Immobilien-Spezialfonds
Auch: Spezial-AIF · Immobilien-Spezial-AIF
Ein Immobilien-Spezialfonds ist ein Investmentvermögen, dessen Anteile ausschließlich professionellen und semiprofessionellen institutionellen Anlegern vorbehalten sind – etwa Versicherungen, Pensionskassen, Versorgungswerken oder Stiftungen. Privatanleger haben keinen Zugang.
Ausführliche Erklärung
Spezialfonds unterscheiden sich vom Publikumsfonds durch den beschränkten Anlegerkreis: Nach § 1 Abs. 6 KAGB dürfen Anteile an Spezial-AIF nur an professionelle und semiprofessionelle Anleger im Sinne des KAGB ausgegeben werden. Dazu zählen typischerweise:
- Versicherungsunternehmen und Pensionskassen
- Versorgungswerke (z. B. Ärzteversorgung, Notarversorgung)

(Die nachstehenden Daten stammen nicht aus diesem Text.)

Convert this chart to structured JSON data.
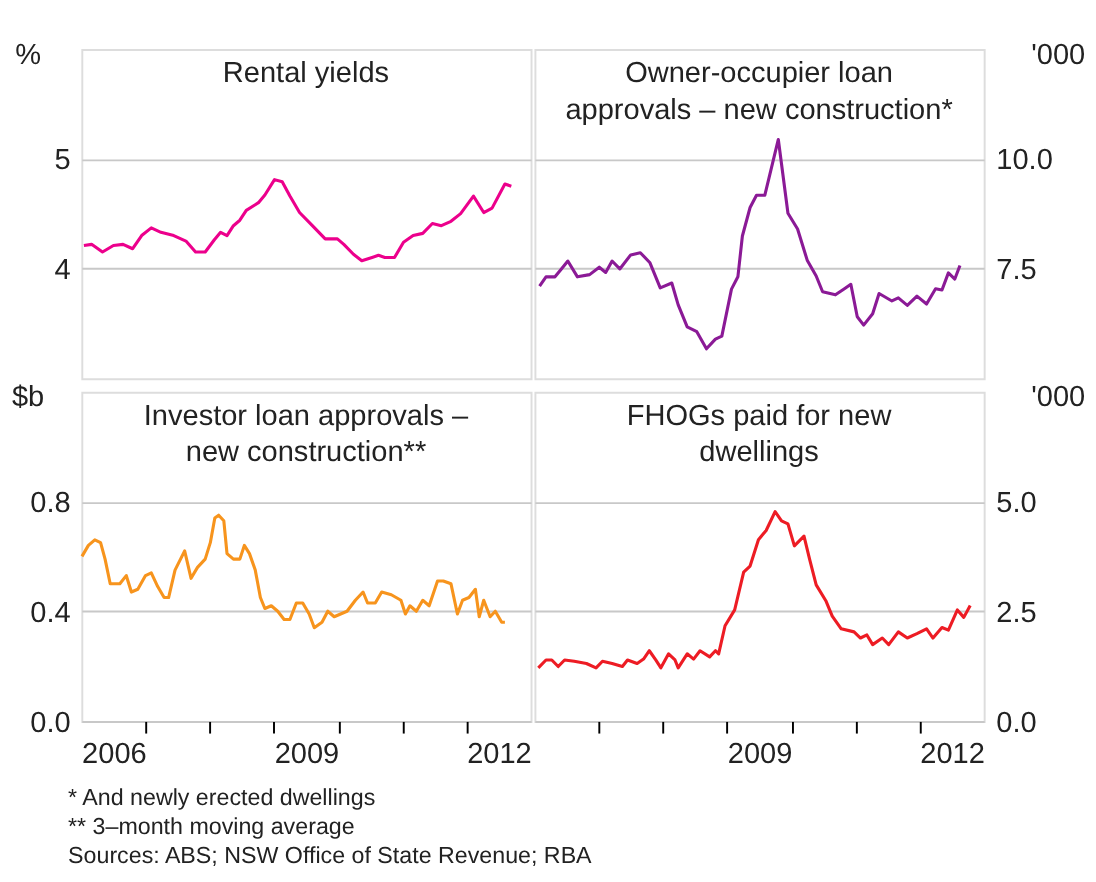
{
  "chart_data": [
    {
      "type": "line",
      "title": "Rental yields",
      "ylabel": "%",
      "xlim": [
        2006,
        2013
      ],
      "ylim": [
        3,
        6
      ],
      "yticks": [
        4,
        5
      ],
      "grid": "y",
      "tick_labels": "y",
      "series": [
        {
          "color": "#ec008c",
          "x": [
            2006.04,
            2006.16,
            2006.33,
            2006.5,
            2006.65,
            2006.8,
            2006.94,
            2007.09,
            2007.24,
            2007.44,
            2007.63,
            2007.78,
            2007.93,
            2008.07,
            2008.17,
            2008.27,
            2008.37,
            2008.47,
            2008.57,
            2008.76,
            2008.86,
            2009.01,
            2009.13,
            2009.25,
            2009.4,
            2009.6,
            2009.8,
            2009.99,
            2010.09,
            2010.24,
            2010.37,
            2010.53,
            2010.63,
            2010.73,
            2010.88,
            2011.02,
            2011.17,
            2011.32,
            2011.47,
            2011.61,
            2011.76,
            2011.91,
            2012.11,
            2012.27,
            2012.4,
            2012.6,
            2012.7
          ],
          "values": [
            4.21,
            4.22,
            4.15,
            4.21,
            4.22,
            4.18,
            4.3,
            4.37,
            4.33,
            4.3,
            4.25,
            4.15,
            4.15,
            4.26,
            4.33,
            4.3,
            4.39,
            4.44,
            4.53,
            4.6,
            4.67,
            4.81,
            4.79,
            4.66,
            4.51,
            4.39,
            4.27,
            4.27,
            4.22,
            4.13,
            4.07,
            4.1,
            4.12,
            4.1,
            4.1,
            4.24,
            4.3,
            4.32,
            4.41,
            4.39,
            4.43,
            4.5,
            4.66,
            4.51,
            4.55,
            4.77,
            4.75
          ]
        }
      ]
    },
    {
      "type": "line",
      "title": "Owner-occupier loan\napprovals – new construction*",
      "y2label": "'000",
      "xlim": [
        2006,
        2013
      ],
      "y2lim": [
        5,
        12.5
      ],
      "y2ticks": [
        7.5,
        {
          "value": 10,
          "label": "10.0"
        }
      ],
      "grid": "y",
      "tick_labels": "y",
      "series": [
        {
          "color": "#8b1a96",
          "axis": "y2",
          "x": [
            2006.08,
            2006.18,
            2006.32,
            2006.42,
            2006.52,
            2006.67,
            2006.86,
            2007.01,
            2007.11,
            2007.21,
            2007.33,
            2007.5,
            2007.65,
            2007.8,
            2007.96,
            2008.14,
            2008.24,
            2008.38,
            2008.53,
            2008.68,
            2008.82,
            2008.92,
            2009.07,
            2009.17,
            2009.24,
            2009.36,
            2009.46,
            2009.59,
            2009.8,
            2009.95,
            2010.1,
            2010.25,
            2010.39,
            2010.49,
            2010.69,
            2010.83,
            2010.93,
            2011.03,
            2011.13,
            2011.27,
            2011.37,
            2011.57,
            2011.67,
            2011.81,
            2011.96,
            2012.11,
            2012.25,
            2012.35,
            2012.45,
            2012.55,
            2012.63
          ],
          "values": [
            7.1,
            7.31,
            7.31,
            7.49,
            7.67,
            7.31,
            7.36,
            7.53,
            7.41,
            7.67,
            7.49,
            7.81,
            7.86,
            7.63,
            7.06,
            7.17,
            6.67,
            6.17,
            6.06,
            5.67,
            5.89,
            5.96,
            7.03,
            7.31,
            8.24,
            8.89,
            9.17,
            9.17,
            10.44,
            8.76,
            8.4,
            7.69,
            7.33,
            6.97,
            6.9,
            7.04,
            7.14,
            6.4,
            6.21,
            6.47,
            6.93,
            6.76,
            6.83,
            6.66,
            6.87,
            6.69,
            7.04,
            7.01,
            7.4,
            7.26,
            7.57
          ]
        }
      ]
    },
    {
      "type": "line",
      "title": "Investor loan approvals –\nnew construction**",
      "ylabel": "$b",
      "xlim": [
        2006,
        2013
      ],
      "xticks": [
        {
          "value": 2006.5,
          "label": "2006"
        },
        {
          "value": 2007,
          "label": null
        },
        {
          "value": 2008,
          "label": null
        },
        {
          "value": 2009,
          "label": null
        },
        {
          "value": 2009.5,
          "label": "2009"
        },
        {
          "value": 2010,
          "label": null
        },
        {
          "value": 2011,
          "label": null
        },
        {
          "value": 2012,
          "label": null
        },
        {
          "value": 2012.5,
          "label": "2012"
        }
      ],
      "ylim": [
        0,
        1.2
      ],
      "yticks": [
        {
          "value": 0,
          "label": "0.0"
        },
        0.4,
        0.8
      ],
      "grid": "y",
      "series": [
        {
          "color": "#f7941d",
          "x": [
            2006.01,
            2006.11,
            2006.21,
            2006.3,
            2006.37,
            2006.45,
            2006.6,
            2006.7,
            2006.78,
            2006.88,
            2007.0,
            2007.09,
            2007.19,
            2007.29,
            2007.36,
            2007.46,
            2007.61,
            2007.71,
            2007.81,
            2007.93,
            2008.01,
            2008.08,
            2008.14,
            2008.22,
            2008.27,
            2008.37,
            2008.47,
            2008.54,
            2008.62,
            2008.71,
            2008.79,
            2008.86,
            2008.96,
            2009.06,
            2009.16,
            2009.25,
            2009.35,
            2009.45,
            2009.55,
            2009.63,
            2009.75,
            2009.84,
            2009.94,
            2010.04,
            2010.14,
            2010.27,
            2010.39,
            2010.46,
            2010.58,
            2010.68,
            2010.83,
            2010.98,
            2011.05,
            2011.12,
            2011.22,
            2011.32,
            2011.42,
            2011.55,
            2011.64,
            2011.76,
            2011.86,
            2011.94,
            2012.04,
            2012.14,
            2012.2,
            2012.27,
            2012.37,
            2012.45,
            2012.55,
            2012.6
          ],
          "values": [
            0.6,
            0.64,
            0.66,
            0.65,
            0.59,
            0.5,
            0.5,
            0.53,
            0.47,
            0.48,
            0.53,
            0.54,
            0.49,
            0.45,
            0.45,
            0.55,
            0.62,
            0.52,
            0.56,
            0.59,
            0.65,
            0.74,
            0.75,
            0.73,
            0.61,
            0.59,
            0.59,
            0.64,
            0.61,
            0.55,
            0.45,
            0.41,
            0.42,
            0.4,
            0.37,
            0.37,
            0.43,
            0.43,
            0.39,
            0.34,
            0.36,
            0.4,
            0.38,
            0.39,
            0.4,
            0.44,
            0.47,
            0.43,
            0.43,
            0.47,
            0.46,
            0.44,
            0.39,
            0.42,
            0.4,
            0.44,
            0.42,
            0.51,
            0.51,
            0.5,
            0.39,
            0.44,
            0.45,
            0.48,
            0.38,
            0.44,
            0.38,
            0.4,
            0.36,
            0.36
          ]
        }
      ]
    },
    {
      "type": "line",
      "title": "FHOGs paid for new\ndwellings",
      "y2label": "'000",
      "xlim": [
        2006,
        2013
      ],
      "xticks": [
        {
          "value": 2007,
          "label": null
        },
        {
          "value": 2008,
          "label": null
        },
        {
          "value": 2009,
          "label": null
        },
        {
          "value": 2009.5,
          "label": "2009"
        },
        {
          "value": 2010,
          "label": null
        },
        {
          "value": 2011,
          "label": null
        },
        {
          "value": 2012,
          "label": null
        },
        {
          "value": 2012.5,
          "label": "2012"
        }
      ],
      "y2lim": [
        0,
        7.5
      ],
      "y2ticks": [
        {
          "value": 0,
          "label": "0.0"
        },
        2.5,
        {
          "value": 5,
          "label": "5.0"
        }
      ],
      "grid": "y",
      "annotations": [
        "*    And newly erected dwellings",
        "**   3–month moving average",
        "Sources: ABS; NSW Office of State Revenue; RBA"
      ],
      "series": [
        {
          "color": "#ed1c24",
          "axis": "y2",
          "x": [
            2006.06,
            2006.18,
            2006.27,
            2006.37,
            2006.47,
            2006.62,
            2006.81,
            2006.96,
            2007.06,
            2007.21,
            2007.37,
            2007.45,
            2007.6,
            2007.7,
            2007.79,
            2007.89,
            2007.97,
            2008.09,
            2008.19,
            2008.24,
            2008.38,
            2008.48,
            2008.58,
            2008.73,
            2008.82,
            2008.87,
            2008.97,
            2009.12,
            2009.26,
            2009.36,
            2009.49,
            2009.61,
            2009.75,
            2009.85,
            2009.95,
            2010.05,
            2010.2,
            2010.29,
            2010.39,
            2010.54,
            2010.64,
            2010.78,
            2010.98,
            2011.08,
            2011.18,
            2011.27,
            2011.42,
            2011.52,
            2011.67,
            2011.81,
            2011.96,
            2012.11,
            2012.21,
            2012.35,
            2012.45,
            2012.59,
            2012.69,
            2012.79
          ],
          "values": [
            1.21,
            1.39,
            1.39,
            1.24,
            1.39,
            1.36,
            1.31,
            1.21,
            1.36,
            1.31,
            1.24,
            1.39,
            1.31,
            1.41,
            1.6,
            1.39,
            1.21,
            1.53,
            1.39,
            1.21,
            1.53,
            1.41,
            1.6,
            1.46,
            1.6,
            1.53,
            2.17,
            2.53,
            3.39,
            3.53,
            4.13,
            4.34,
            4.77,
            4.56,
            4.49,
            3.99,
            4.21,
            3.67,
            3.1,
            2.74,
            2.39,
            2.1,
            2.03,
            1.89,
            1.96,
            1.74,
            1.89,
            1.74,
            2.03,
            1.89,
            1.99,
            2.1,
            1.89,
            2.13,
            2.07,
            2.53,
            2.36,
            2.63
          ]
        }
      ]
    }
  ]
}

- Kreditinstitute und Kapitalverwaltungsgesellschaften
- Große Family Offices und vermögende Privatanleger, sofern sie die Voraussetzungen für semiprofessionelle Anleger erfüllen (Mindestanlage von 200.000 Euro plus Sachkundenachweis oder Beratung durch die KVG)
Vorteile gegenüber Publikumsfonds:
- Geringere Regulierungsdichte: Da institutionelle Anleger als sachkundiger und weniger schutzbedürftig gelten, entfallen viele Anlegerschutzvorschriften der Publikumsfonds (z. B. kein zwingendes WAI/KIID, flexiblere Anlagebedingungen).
- Individuelle Ausgestaltung: Spezialfonds können maßgeschneidert auf die Bedürfnisse einzelner oder weniger Anleger zugeschnitten werden (z. B. spezifische Risikoprofile, ESG-Vorgaben, Ausschüttungsrhythmen).
- Größere Investitionsfreiheit: Weniger strenge Diversifikationsvorgaben, teilweise auch höhere zulässige Fremdkapitalquoten.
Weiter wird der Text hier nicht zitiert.